Levine écoutait sans comprendre, sans chercher à comprendre, et craignait que son frère ne lui fît une question qui constatât l’absence de son esprit.

«N’ai-je pas raison, ami? dit Serge Ivanitch en le prenant par l’épaule.

– Mais certainement. Et puis, je ne prétends pas être dans le vrai, dit Levine avec un sourire d’enfant coupable. «Quelle discussion avons-nous donc eue?» pensait-il. Nous avons évidemment raison tous les deux, et c’est pour le mieux. Il faut que j’aille donner mes ordres pour demain.»

Il se leva, étira ses membres en souriant; son frère sourit aussi.

«Bon Dieu! cria tout à coup Levine si vivement que son frère en fut effrayé.

– Qu’y a-t-il?

– La main d’Agathe Mikhaïlovna? dit Levine en se frappant le front. Je l’avais oubliée!

– Elle va beaucoup mieux.

– C’est égal, je cours jusqu’à sa chambre. Tu n’auras pas mis ton chapeau que je serai de retour.»

Et il descendit en courant, faisant résonner ses talons sur les marches de l’escalier.

VII

Tandis que Stépane Arcadiévitch allait à Pétersbourg remplir ce devoir naturel aux fonctionnaires, et qu’ils ne songent pas à discuter, quelque incompréhensible qu’il soit pour d’autres, «se rappeler au souvenir du Ministre,» et qu’en même temps il se disposait, muni de l’argent nécessaire, à passer agréablement le temps aux courses et ailleurs, Dolly partait pour la campagne, à Yergoushovo, une terre qu’elle avait reçue en dot, et dont la forêt avait été vendue au printemps. C’était à cinquante verstes du Pakrofsky de Levine.

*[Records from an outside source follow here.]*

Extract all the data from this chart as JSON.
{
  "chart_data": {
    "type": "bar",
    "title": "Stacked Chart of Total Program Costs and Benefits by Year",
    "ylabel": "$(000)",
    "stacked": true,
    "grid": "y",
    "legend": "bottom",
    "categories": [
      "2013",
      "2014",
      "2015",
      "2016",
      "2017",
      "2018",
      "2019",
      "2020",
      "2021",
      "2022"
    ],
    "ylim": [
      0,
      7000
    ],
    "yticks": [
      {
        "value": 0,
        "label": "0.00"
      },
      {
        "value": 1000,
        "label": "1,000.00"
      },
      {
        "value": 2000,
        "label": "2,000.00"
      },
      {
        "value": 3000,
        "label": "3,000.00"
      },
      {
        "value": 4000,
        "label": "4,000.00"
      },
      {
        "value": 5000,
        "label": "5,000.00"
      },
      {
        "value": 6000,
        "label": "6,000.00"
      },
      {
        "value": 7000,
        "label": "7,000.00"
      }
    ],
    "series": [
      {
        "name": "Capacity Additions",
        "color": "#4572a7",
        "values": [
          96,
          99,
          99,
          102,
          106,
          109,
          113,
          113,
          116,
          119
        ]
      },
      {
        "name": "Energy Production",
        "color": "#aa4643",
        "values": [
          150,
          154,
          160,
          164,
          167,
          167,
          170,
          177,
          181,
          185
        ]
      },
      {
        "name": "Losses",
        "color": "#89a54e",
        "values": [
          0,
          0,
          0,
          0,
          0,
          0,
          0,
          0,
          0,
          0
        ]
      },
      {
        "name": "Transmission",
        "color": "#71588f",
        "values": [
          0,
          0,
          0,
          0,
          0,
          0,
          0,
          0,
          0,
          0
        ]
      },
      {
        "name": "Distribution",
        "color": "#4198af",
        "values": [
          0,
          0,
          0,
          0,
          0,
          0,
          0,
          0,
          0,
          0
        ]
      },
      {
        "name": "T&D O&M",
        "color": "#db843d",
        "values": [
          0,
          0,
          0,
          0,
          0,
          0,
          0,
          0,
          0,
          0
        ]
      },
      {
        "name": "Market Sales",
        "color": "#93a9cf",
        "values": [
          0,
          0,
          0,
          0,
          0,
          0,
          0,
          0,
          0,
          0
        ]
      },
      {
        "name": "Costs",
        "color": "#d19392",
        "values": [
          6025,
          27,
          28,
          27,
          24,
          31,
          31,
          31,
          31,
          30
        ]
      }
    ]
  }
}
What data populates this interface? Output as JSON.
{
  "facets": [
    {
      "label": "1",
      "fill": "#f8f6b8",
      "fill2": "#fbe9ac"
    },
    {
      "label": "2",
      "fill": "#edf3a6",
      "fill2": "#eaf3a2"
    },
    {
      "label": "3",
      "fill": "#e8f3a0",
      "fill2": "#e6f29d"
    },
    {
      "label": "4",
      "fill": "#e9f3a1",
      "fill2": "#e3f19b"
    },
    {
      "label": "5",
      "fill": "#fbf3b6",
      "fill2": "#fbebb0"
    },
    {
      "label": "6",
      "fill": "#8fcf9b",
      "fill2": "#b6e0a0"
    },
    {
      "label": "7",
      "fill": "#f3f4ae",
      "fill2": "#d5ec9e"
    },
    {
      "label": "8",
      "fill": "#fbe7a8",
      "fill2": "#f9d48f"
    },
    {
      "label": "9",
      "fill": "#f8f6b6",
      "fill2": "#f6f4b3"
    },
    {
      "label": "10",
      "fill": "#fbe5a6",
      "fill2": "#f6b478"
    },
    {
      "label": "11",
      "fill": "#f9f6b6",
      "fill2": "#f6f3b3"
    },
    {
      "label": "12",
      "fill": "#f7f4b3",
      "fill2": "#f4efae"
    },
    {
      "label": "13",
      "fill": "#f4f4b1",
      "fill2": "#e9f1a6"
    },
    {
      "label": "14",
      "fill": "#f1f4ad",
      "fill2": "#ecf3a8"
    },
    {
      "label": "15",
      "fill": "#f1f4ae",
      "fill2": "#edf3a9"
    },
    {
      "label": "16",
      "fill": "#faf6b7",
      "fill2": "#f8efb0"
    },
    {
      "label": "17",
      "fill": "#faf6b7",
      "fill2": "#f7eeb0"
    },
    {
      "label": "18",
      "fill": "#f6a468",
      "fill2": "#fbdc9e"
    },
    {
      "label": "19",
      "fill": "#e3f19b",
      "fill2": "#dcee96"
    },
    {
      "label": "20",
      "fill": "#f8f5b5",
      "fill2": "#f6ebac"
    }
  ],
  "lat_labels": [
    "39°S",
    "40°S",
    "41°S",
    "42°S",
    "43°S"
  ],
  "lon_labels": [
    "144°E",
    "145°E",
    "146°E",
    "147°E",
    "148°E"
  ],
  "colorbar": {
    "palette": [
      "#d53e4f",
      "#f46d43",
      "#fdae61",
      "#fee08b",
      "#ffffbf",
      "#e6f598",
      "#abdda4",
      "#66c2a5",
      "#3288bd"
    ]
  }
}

La vieille maison seigneuriale de Yergoushovo avait disparu depuis longtemps. Le prince s’était contenté d’agrandir et de réparer une des ailes pour en faire une habitation convenable.

Du temps où Dolly était enfant, vingt ans auparavant, cette aile était spacieuse et commode, quoique placée de travers dans l’avenue. Maintenant, tout tombait en ruines. Lorsque Stépane Arcadiévitch était venu au printemps à la campagne pour la vente du bois, sa femme l’avait prié de donner un coup d’œil à la maison afin de la rendre habitable. Stépane Arcadiévitch, désireux, comme tout mari coupable, de procurer à sa femme une vie matérielle aussi commode que possible, s’était empressé de faire recouvrir les meubles de cretonne et de faire poser des rideaux. On avait nettoyé le jardin, planté des fleurs, fait un petit pont du côté de l’étang; mais beaucoup de détails plus essentiels furent négligés, et Daria Alexandrovna le constata avec douleur. Stépane Arcadiévitch avait beau faire, il oubliait toujours qu’il était père de famille, et ses goûts restaient ceux d’un célibataire. Rentré à Moscou, il annonça avec fierté à sa femme que tout était en ordre, qu’il avait installé la maison en perfection, et lui conseilla fort de s’y transporter. Ce départ lui convenait sous bien des rapports: les enfants se plairaient à la campagne, les dépenses diminueraient; et enfin il serait plus libre. De son côté, Daria Alexandrovna pensait qu’il était nécessaire d’emmener les enfants après la scarlatine, car la plus jeune de ses filles se remettait difficilement. Elle laissait à la ville, entre autres ennuis, des comptes de fournisseurs auxquels elle n’était pas fâchée de se soustraire. Enfin, elle avait l’arrière-pensée d’attirer chez elle sa sœur Kitty, à laquelle on avait recommandé des bains froids, et qui devait rentrer en Russie vers le milieu de l’été. Kitty lui écrivait que rien ne pouvait lui sourire autant que de terminer l’été à Yergoushovo, dans ce lieu si plein de souvenirs d’enfance pour toutes deux.